Five stars

If ever being typecast to a 'scene' killed a band - this is the one.

Ride began as four boys from Oxford barely in their 20s with a knack for distorted noise pop who rose and fell like the record label that discovered them, Alan McGee's inventive Creation.

Now four men in their mid 40s, the reformation was predictable after guitarist Andy Bell found his services were no longer required by Oasis after their hiatus and more recently after the demise of Liam Gallacher's Beady Eye.

The preferred artistic option.

They are greeted with a deafening noise at the Barrowlands, the perfect most intimate of venues for them to show whether they can still cut it. And cut it they most definitely do.

Ride were/are a glorious, psychedelic indie guitar pop trip of a band who should have had a significant entry in the history books of British contemporary rock devoted to them.

But they were killed by public/their response to terminology and pigeon-holing. Bell, Mark Gardener, Laurence Colbert and Steve Queralt were the poster boys of the 'shoegazing' scene later alternatively dubbed more viciously as 'the scene that celebrates itself' from 1990 to 1993.

They grew at a pre-internet time when the music press were heavily influential and could make and break a band.

Ride were the darlings of Melody Maker and NME but were the subject of sneering as their pretty faces were also ideal for the teen pop mag Smash Hits.

After two acclaimed albums and a host of killer EPs, the boys changed tack. Instead of sticking to their guns, they embraced Brit Pop, with their third album Carnival of Light and by 1996 it was all over.

The band themselves were critical of that extremely difficult third album referring to it as Carnival Of Sh*te.

Significantly there are no songs from that tonight.

Instead the whooping crowd, a mix of thinning hairlined nodders who remember them in their youth, and younger converts, are treated to prime Ride; the taste and vapour of what they were and what they could have been.

This was supposed to be billed as the first date on the reformed band's comeback tour - which sold out in 30 minutes. But such has been the demand for their services there have been a series of American shows and a showcase in their home town of Oxford before the Glasgow arrival of the fab four.

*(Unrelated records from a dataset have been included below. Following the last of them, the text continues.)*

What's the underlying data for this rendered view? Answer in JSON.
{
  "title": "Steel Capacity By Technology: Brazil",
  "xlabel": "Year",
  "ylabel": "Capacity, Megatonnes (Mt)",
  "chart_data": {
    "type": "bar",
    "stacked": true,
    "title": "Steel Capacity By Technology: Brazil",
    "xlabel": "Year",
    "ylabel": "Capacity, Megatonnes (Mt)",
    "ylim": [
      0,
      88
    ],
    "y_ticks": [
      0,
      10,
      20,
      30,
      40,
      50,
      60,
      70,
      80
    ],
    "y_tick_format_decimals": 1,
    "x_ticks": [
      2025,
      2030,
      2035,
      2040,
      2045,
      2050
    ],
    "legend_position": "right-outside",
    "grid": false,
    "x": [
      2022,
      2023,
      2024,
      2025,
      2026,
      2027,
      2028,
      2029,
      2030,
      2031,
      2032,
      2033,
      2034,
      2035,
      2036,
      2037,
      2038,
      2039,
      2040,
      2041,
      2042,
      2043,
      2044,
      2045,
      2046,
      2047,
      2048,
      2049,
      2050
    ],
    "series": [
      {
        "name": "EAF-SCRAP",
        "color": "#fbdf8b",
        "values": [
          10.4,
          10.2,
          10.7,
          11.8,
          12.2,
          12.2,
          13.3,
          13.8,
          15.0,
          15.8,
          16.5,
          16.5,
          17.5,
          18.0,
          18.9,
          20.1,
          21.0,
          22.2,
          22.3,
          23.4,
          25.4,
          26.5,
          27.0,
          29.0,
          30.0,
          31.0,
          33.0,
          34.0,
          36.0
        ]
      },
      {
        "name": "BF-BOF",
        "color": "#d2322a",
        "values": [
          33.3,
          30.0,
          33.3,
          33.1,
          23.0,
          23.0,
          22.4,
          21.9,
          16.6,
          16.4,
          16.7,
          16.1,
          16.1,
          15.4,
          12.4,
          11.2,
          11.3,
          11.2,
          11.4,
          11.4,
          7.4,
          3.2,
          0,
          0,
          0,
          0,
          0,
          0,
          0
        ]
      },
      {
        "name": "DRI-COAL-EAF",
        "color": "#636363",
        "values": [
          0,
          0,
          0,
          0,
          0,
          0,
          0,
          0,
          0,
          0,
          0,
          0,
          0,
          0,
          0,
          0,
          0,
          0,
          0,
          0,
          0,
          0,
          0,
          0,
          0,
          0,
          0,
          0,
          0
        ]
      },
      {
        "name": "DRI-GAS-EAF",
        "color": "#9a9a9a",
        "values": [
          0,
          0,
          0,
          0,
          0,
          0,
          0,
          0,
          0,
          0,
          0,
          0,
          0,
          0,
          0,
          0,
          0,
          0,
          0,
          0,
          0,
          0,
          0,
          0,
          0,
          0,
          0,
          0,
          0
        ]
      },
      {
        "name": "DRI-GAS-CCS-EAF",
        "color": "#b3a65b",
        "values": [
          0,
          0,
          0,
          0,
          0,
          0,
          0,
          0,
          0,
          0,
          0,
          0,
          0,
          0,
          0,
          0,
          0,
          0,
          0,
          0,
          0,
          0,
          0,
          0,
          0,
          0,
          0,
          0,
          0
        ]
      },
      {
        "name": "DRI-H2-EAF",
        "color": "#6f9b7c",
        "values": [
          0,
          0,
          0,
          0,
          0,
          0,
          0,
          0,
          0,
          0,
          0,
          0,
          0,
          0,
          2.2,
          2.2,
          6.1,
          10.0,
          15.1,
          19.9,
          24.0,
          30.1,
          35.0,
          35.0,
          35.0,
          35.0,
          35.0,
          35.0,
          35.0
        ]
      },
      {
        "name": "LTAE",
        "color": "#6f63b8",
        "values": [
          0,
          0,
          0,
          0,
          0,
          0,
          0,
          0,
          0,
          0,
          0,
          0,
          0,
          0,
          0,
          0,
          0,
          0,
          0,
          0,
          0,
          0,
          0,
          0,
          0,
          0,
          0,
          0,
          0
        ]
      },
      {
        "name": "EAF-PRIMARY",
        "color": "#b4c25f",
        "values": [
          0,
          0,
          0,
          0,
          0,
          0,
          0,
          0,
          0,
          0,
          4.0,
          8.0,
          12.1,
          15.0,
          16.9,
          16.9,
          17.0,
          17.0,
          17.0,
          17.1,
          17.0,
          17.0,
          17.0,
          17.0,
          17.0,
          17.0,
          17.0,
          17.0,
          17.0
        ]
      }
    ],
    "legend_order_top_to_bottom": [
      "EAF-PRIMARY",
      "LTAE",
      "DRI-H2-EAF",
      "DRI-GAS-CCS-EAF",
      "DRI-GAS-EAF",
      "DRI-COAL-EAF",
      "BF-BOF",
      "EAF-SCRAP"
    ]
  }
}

Any doubts that they could recreate that beautiful noise were soon dispelled and by the time we get to a hypnotic, mesmeric Polar Bear four songs in, the spell has been cast.

They were never the most dynamic onstage but this is worshipful atmospheric music and their disciples are respectful and adoring.

While the man-in-black Gardener may have filled out over the years, those wistful vocals remain dreamy as ever and that kaleidoscopic melancholy enduringly alluring.

But Ride were more than just a British band infused by the sonic cool of My Bloody Valentine, the harmonies of The Byrds and the experimental fret fuzz of Sonic Youth; they knew their way round a memorable pop hook.

And so when the first chimes and ahhhhs of Taste are played, the room finds it's voice and combusts. It reveals itself as the perfect indie dancefloor filler combining a sublime collision of euphoric melody, cooing airy vocals and that gorgeous sucker punch guitar crash. This is their Smells Like Teen Spirit and just as visceral. Gardener smiles says "you're a top crowd" and wants a picture of the devotees before plunging into a rampant Vapour Trail.

When a feedback-heavy Drive Blind erupts with its mash of melancholy and white noise menace and the Andy Bell guitar squall totem of the "this one's for all you lot" Leave Them All Behind is encored I am left with the overwhelming feeling that they missed a golden opportunity over 20 years ago.

There are many undeserving bands who became far bigger than they were or are. Just maybe this time round they will get the respect they so richly deserve.